Some women working at the Songhor Salt Lagoon
SOME TEENAGE girls at Sege and its surrounding communities in the Ada West District of the Greater Accra Region, are reportedly trading sex for jobs at the Ada Songhor Salt Project site owing to hunger.
Some traditional rulers, politicians and individuals have infiltrated the Songhor Lagoon, built small dams (locally called atsiakpo) and are said to be milking the majority poor. This has allegedly created an avenue for some men to abuse the girls sexually before giving them jobs to do at the site.
The sexual abuse has led to more girls dropping out of school due to teenage pregnancy, leading to single parenting.
Some parents in the area are increasingly worried about the high rate of teenage pregnancy and single parenting and want an end to the Atsiakpo menace.

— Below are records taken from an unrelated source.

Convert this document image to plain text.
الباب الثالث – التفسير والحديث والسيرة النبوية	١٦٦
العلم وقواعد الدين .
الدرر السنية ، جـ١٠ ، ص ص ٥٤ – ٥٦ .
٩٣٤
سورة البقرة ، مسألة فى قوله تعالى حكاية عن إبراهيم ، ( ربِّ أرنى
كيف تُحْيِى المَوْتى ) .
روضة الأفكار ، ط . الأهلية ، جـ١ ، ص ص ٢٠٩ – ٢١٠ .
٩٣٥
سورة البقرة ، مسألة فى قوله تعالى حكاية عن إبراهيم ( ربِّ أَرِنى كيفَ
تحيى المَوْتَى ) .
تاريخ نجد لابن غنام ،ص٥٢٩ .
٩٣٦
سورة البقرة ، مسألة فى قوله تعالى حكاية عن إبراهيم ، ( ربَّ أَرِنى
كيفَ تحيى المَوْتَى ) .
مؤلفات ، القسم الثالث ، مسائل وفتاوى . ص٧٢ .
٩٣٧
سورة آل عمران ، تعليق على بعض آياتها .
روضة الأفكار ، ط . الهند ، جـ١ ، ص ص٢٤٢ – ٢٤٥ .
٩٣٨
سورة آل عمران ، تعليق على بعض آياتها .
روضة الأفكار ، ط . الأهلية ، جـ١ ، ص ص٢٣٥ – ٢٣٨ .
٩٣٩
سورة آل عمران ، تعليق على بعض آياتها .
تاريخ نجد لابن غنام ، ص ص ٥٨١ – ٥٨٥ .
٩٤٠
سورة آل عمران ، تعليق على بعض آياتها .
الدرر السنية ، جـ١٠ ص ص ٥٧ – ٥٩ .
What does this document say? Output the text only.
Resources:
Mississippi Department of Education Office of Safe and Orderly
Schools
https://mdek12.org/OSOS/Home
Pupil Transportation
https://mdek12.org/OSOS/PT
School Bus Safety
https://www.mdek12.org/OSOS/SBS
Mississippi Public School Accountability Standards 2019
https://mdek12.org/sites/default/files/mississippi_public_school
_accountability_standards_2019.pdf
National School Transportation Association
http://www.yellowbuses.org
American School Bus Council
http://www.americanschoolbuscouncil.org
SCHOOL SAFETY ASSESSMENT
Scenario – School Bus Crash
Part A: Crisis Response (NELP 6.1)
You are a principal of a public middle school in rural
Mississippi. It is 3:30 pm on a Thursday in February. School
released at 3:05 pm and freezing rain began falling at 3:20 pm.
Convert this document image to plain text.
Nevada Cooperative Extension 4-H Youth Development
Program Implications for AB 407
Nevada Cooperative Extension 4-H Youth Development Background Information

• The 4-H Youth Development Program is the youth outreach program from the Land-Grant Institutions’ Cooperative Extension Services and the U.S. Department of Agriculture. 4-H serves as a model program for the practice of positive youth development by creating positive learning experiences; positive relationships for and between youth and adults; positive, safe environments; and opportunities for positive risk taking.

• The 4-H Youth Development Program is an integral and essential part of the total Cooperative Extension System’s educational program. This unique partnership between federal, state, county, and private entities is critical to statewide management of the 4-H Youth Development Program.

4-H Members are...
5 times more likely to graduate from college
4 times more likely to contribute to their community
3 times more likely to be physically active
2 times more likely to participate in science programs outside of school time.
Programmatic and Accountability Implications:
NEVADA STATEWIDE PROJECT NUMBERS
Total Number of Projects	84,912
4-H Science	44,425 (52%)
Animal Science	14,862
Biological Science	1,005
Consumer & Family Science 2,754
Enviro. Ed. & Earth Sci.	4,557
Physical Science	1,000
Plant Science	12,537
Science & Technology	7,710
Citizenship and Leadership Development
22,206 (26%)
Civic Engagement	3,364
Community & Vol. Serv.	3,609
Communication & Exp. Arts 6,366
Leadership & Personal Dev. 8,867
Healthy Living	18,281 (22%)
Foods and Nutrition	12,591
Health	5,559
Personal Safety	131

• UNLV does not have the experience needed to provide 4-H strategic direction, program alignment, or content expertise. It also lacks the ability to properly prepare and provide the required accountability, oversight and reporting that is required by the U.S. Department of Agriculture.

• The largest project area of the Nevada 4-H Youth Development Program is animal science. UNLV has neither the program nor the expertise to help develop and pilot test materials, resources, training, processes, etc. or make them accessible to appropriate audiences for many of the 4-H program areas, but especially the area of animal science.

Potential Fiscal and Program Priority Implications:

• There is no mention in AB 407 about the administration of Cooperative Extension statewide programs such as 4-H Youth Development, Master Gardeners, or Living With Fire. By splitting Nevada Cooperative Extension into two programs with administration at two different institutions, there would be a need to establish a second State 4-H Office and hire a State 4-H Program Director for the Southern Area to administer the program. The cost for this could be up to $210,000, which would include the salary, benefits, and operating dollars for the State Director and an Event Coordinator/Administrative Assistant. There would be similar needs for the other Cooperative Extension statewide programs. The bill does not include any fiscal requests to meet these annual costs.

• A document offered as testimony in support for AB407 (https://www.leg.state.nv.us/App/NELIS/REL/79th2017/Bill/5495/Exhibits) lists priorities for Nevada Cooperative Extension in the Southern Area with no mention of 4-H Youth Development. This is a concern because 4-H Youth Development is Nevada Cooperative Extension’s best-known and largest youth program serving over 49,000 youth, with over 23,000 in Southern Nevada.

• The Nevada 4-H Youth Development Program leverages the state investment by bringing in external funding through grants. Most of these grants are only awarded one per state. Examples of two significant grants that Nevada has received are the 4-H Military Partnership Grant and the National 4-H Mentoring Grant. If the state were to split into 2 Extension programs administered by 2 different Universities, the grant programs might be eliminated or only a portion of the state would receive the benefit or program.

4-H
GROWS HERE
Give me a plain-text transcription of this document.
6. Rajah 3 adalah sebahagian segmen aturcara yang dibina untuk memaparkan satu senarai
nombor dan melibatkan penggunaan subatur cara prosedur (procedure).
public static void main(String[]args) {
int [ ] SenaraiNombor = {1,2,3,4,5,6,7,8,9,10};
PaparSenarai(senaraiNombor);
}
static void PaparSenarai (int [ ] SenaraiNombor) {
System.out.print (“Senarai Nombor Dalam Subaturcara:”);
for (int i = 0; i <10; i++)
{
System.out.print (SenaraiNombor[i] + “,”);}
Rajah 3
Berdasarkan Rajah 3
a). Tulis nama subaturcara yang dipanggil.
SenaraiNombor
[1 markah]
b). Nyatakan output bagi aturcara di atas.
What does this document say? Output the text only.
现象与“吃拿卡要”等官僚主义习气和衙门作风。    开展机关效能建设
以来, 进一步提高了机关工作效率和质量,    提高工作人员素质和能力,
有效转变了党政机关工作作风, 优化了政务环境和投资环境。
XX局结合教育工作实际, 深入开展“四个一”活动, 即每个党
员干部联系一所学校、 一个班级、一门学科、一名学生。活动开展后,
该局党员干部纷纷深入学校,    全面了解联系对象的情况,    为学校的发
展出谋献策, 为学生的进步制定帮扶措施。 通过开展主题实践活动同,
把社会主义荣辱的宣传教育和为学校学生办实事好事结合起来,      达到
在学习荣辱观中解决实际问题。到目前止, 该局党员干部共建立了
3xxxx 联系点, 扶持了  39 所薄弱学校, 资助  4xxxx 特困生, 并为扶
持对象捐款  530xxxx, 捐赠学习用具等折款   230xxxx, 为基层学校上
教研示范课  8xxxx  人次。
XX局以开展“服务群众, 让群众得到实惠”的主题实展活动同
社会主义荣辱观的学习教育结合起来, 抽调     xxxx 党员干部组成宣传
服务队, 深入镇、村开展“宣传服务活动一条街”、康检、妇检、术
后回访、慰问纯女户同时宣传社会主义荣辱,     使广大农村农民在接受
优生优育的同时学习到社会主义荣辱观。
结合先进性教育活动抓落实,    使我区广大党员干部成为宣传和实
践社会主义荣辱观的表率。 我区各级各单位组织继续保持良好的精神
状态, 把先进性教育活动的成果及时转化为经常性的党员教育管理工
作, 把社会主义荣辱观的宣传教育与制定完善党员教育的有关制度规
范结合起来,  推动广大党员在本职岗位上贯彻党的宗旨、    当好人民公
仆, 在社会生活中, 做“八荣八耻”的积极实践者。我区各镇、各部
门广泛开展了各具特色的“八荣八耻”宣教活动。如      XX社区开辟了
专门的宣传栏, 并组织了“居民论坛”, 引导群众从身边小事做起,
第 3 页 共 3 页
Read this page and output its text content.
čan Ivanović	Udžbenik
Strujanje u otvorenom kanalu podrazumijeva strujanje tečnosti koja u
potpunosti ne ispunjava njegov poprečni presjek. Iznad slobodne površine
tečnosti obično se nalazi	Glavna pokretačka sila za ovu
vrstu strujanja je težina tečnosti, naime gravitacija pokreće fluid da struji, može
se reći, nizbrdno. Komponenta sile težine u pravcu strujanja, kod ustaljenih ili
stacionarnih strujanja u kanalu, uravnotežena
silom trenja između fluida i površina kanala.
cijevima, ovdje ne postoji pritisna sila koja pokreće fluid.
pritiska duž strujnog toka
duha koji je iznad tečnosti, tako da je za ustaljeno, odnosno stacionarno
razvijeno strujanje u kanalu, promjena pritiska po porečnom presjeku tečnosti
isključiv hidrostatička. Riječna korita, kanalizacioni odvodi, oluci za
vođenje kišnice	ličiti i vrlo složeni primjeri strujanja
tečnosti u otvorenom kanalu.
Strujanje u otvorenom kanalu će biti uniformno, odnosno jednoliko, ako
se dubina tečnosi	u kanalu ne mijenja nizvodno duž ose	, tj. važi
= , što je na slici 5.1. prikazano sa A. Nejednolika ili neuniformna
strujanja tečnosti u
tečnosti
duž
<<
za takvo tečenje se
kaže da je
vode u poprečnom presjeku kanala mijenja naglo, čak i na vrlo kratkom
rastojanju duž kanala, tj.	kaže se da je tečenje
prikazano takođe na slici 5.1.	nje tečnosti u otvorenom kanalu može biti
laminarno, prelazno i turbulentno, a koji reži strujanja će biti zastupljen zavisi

Investigation conducted by DAILY GUIDE revealed that some girls who are in junior high and senior high schools have been engaging in the practice to raise money to pay their school fees.
The women were paid GH¢1 after helping to mine an aluminum basin of salt at the lagoon a day. A woman who could help mine about 10 basins raises an amount of GH¢10 each day.
A mother of one who works at the salt lagoon told DAILY GUIDE that she gave in to the sexual advances of a dam owner who paid her after working at the dam.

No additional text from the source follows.